What to Expect Regarding Health Policy
A divided government means that it is highly unlikely that Congress, and specifically the House, will pass any monumental policies that would face defeat in the senate or a veto from the Executive Branch. Since the signing of the Affordable Care Act (ACA) in 2010, Republicans have pledged to “repeal and replace” the law. They have challenged pieces of the ACA in state and federal courts, with some successes but also some defeats. The law still stands, and Republicans seem to have resigned themselves to its existence.
With the ACA off the table, however, there is bipartisan support for action on several healthcare issues. Among the possibilities:
- Mental health
- Opioid crisis treatment programs
- Price transparency (especially drug pricing)
- Telehealth and new technologies
- Enabling & supporting enhancement of patient-provider relationship
- Data collection, sharing, and usage, including issues related to information security and interoperability
Prioritizing Healthcare Information Sharing and Management
There is broad consensus that health data and health information will be the key commonality across all these issues. It could be argued that healthcare has turned into an information brokerage business. Health data is being collected in increasing volumes, formats, and velocity. Driving this is the ever-increasing prevalence of chronic disease and the emergence of new technologies, such as wearable devices, that are starting to inject additional key clinical data into the system at real-time speed. Finally, advanced diagnostics such as genetic profiling and pharmacogenetic testing are also augmenting existing clinical data sets.

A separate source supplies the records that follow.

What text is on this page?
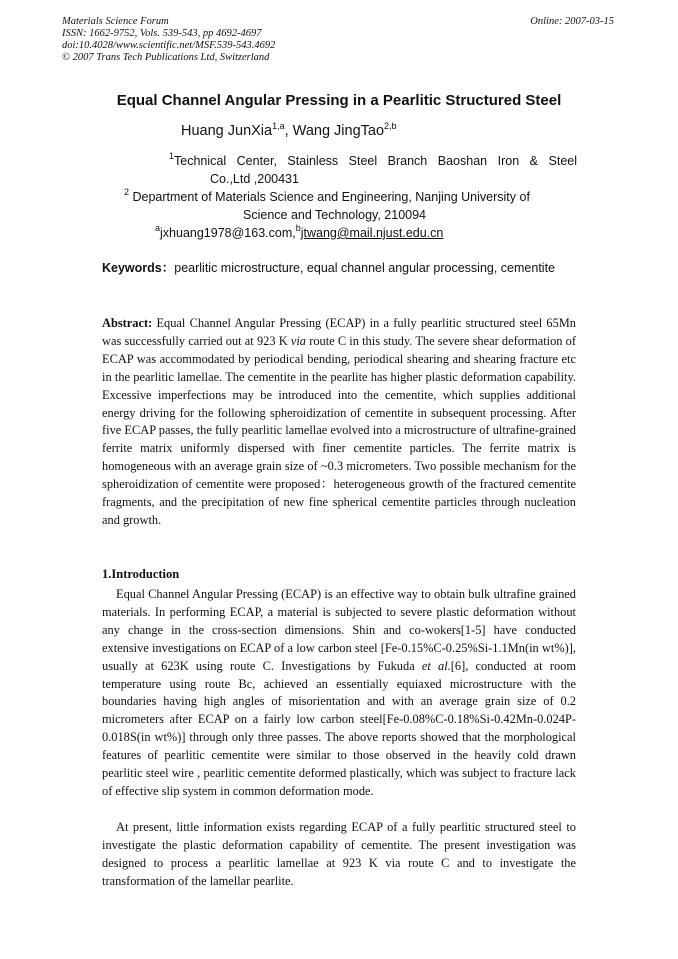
Materials Science Forum
ISSN: 1662-9752, Vols. 539-543, pp 4692-4697
doi:10.4028/www.scientific.net/MSF.539-543.4692
© 2007 Trans Tech Publications Ltd, Switzerland
Online: 2007-03-15
Equal Channel Angular Pressing in a Pearlitic Structured Steel
Huang JunXia$^{1,a}$, Wang JingTao$^{2,b}$
$^1$Technical Center, Stainless Steel Branch Baoshan Iron & Steel
Co.,Ltd ,200431
$^2$ Department of Materials Science and Engineering, Nanjing University of
Science and Technology, 210094
$^a$jxhuang1978@163.com,$^b$jtwang@mail.njust.edu.cn
Keywords：pearlitic microstructure, equal channel angular processing, cementite
Abstract: Equal Channel Angular Pressing (ECAP) in a fully pearlitic structured steel 65Mn was successfully carried out at 923 K via route C in this study. The severe shear deformation of ECAP was accommodated by periodical bending, periodical shearing and shearing fracture etc in the pearlitic lamellae. The cementite in the pearlite has higher plastic deformation capability. Excessive imperfections may be introduced into the cementite, which supplies additional energy driving for the following spheroidization of cementite in subsequent processing. After five ECAP passes, the fully pearlitic lamellae evolved into a microstructure of ultrafine-grained ferrite matrix uniformly dispersed with finer cementite particles. The ferrite matrix is homogeneous with an average grain size of ~0.3 micrometers. Two possible mechanism for the spheroidization of cementite were proposed：heterogeneous growth of the fractured cementite fragments, and the precipitation of new fine spherical cementite particles through nucleation and growth.
1.Introduction
Equal Channel Angular Pressing (ECAP) is an effective way to obtain bulk ultrafine grained materials. In performing ECAP, a material is subjected to severe plastic deformation without any change in the cross-section dimensions. Shin and co-wokers[1-5] have conducted extensive investigations on ECAP of a low carbon steel [Fe-0.15%C-0.25%Si-1.1Mn(in wt%)], usually at 623K using route C. Investigations by Fukuda et al.[6], conducted at room temperature using route Bc, achieved an essentially equiaxed microstructure with the boundaries having high angles of misorientation and with an average grain size of 0.2 micrometers after ECAP on a fairly low carbon steel[Fe-0.08%C-0.18%Si-0.42Mn-0.024P-0.018S(in wt%)] through only three passes. The above reports showed that the morphological features of pearlitic cementite were similar to those observed in the heavily cold drawn pearlitic steel wire , pearlitic cementite deformed plastically, which was subject to fracture lack of effective slip system in common deformation mode.
At present, little information exists regarding ECAP of a fully pearlitic structured steel to investigate the plastic deformation capability of cementite. The present investigation was designed to process a pearlitic lamellae at 923 K via route C and to investigate the transformation of the lamellar pearlite.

Events on the immediate horizon will also impact health data collection and management. The COVID Public Health Emergency (PHE) designation will sunset. Large numbers of people will fall off Medicaid rolls that were expanded under the PHE. Linking and tracking the data for these individuals will present a challenge. And Medicare Advantage expansion will likely create a similar data challenge.
With the growing wealth of clinical data, the challenge has always been to aggregate and curate health data to make it actionable for payers, providers, patients and others. This challenge will only become more difficult. Pressure will be on the health data management and information sharing industry to enhance their solutions and create a data platform that provides a complete, accurate, and actionable longitudinal record at a person level and data that can be shared through interoperable systems.
The industry must consider:
- Data collection, aggregation, and curation:
- Ability to collect data from multiple sources
- Track a person across multiple health plans and health delivery systems
- Curate and normalize data at speed
- Decision support:
- Supporting personalized medicine and treatment with augmented intelligence
- Enabling and supporting the patient-provider relationship
- Incorporating new advanced diagnostics
- Supporting the emerging telehealth and remote patient monitoring environment
- Ingesting data and analyzing data from new sources such as wearable devices
- Enabling systems to do more with less money and fewer resources
- Developing new analytics to support more accurate pricing and price transparency
- Improving efficiency of payers and health systems
Interoperability, personal data access, support for mental health and substance use disorders and price control and transparency are all issues that are likely to receive focus in 2023. Implementing these programs will require relevant health information and data governance policies. Understanding their impact will require them to be underpinned by high-quality clinical and administrative data.